The approved budget, he said, is expected to yield annual production this year in the 78,000-80,000 barrels of oil equivalent (boe)/day range and C$330-C$350mn of free funds flow, which will be largely allocated to debt reduction. By the end of this year, Birchcliff expects debt of about C$175mn-C$195mn, while its five-year plan holds the potential for debt to be eliminated in 2023.

“We believe that significantly reducing our indebtedness will reduce the risks to our business and create optionality when considering sustainable increases to our common share dividend and common share buybacks over the next five years,” Tonken said.

The five-year plan contemplates production increasing to 90,000 boe/day (82% natural gas) in 2026, with F&D capital expenditures declining modestly, from a peak of C$260mn in 2023 to C$225mn in 2026. Cumulative free funds flow by the end of the period has the potential to reach C$1.9bn.

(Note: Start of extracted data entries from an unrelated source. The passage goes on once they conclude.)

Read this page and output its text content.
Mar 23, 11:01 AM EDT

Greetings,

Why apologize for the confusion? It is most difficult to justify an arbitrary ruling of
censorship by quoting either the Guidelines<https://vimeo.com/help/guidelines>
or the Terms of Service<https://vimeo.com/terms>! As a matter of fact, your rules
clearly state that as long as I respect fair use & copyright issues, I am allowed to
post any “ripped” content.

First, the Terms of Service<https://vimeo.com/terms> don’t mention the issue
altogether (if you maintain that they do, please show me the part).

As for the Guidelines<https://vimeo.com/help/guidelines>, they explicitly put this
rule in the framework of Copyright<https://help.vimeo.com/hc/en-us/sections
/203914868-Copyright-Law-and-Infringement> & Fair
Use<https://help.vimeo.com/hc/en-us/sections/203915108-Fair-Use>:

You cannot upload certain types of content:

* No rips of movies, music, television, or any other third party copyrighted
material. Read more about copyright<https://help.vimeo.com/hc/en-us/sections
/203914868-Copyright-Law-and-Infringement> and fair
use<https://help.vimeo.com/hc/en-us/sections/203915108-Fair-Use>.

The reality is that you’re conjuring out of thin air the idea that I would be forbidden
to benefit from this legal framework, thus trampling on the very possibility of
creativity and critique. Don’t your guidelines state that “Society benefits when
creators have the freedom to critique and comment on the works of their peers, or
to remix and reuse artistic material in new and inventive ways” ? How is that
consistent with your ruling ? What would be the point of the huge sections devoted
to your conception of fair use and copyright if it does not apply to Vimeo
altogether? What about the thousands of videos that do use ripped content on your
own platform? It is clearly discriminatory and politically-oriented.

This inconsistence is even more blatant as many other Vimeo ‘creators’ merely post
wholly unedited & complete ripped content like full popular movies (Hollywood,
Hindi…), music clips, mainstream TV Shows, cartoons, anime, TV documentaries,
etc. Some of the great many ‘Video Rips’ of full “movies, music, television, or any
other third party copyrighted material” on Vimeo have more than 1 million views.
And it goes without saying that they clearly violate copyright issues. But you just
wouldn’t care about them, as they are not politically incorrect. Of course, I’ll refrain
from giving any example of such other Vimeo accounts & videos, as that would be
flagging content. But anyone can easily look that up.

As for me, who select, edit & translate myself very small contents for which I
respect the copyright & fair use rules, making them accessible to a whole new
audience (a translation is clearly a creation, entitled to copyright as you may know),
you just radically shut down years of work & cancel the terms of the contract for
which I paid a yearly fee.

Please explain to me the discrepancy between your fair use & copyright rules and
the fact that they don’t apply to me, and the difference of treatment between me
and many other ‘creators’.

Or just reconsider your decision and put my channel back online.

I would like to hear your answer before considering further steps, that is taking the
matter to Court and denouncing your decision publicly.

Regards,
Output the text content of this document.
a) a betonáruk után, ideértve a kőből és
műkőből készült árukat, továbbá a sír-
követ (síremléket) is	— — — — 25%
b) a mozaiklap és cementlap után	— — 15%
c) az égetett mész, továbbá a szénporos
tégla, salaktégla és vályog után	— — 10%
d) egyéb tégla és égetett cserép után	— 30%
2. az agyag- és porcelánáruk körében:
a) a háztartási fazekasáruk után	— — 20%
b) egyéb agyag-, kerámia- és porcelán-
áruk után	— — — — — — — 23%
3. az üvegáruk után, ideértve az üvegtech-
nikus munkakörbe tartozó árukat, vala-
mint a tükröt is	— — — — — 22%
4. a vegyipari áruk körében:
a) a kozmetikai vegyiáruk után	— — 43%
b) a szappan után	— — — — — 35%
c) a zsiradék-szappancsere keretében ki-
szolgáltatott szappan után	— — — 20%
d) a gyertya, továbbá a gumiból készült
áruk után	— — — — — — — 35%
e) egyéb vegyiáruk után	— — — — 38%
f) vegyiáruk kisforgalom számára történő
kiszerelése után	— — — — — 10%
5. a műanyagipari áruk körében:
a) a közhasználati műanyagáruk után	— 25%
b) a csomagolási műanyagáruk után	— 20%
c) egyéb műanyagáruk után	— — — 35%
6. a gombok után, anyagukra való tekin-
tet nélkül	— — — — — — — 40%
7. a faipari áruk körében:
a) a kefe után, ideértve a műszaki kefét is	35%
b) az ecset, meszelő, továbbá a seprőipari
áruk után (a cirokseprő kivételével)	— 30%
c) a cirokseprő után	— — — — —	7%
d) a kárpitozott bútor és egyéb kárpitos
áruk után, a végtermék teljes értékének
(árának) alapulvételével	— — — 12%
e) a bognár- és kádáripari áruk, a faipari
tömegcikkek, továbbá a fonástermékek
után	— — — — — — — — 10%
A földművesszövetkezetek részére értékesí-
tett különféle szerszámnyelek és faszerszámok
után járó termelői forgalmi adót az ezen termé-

About 64% of the 2022 capital budget is directed towards drilling and completions, but C$1.5mn has been allocated towards various emissions reduction initiatives, including its methane reduction and retrofit compliance plan, which will see the removal or retrofit of all remaining high-bleed pneumatic devices by the end of this year. Once that is done, the company expects to receive carbon offset credits over the next eight years.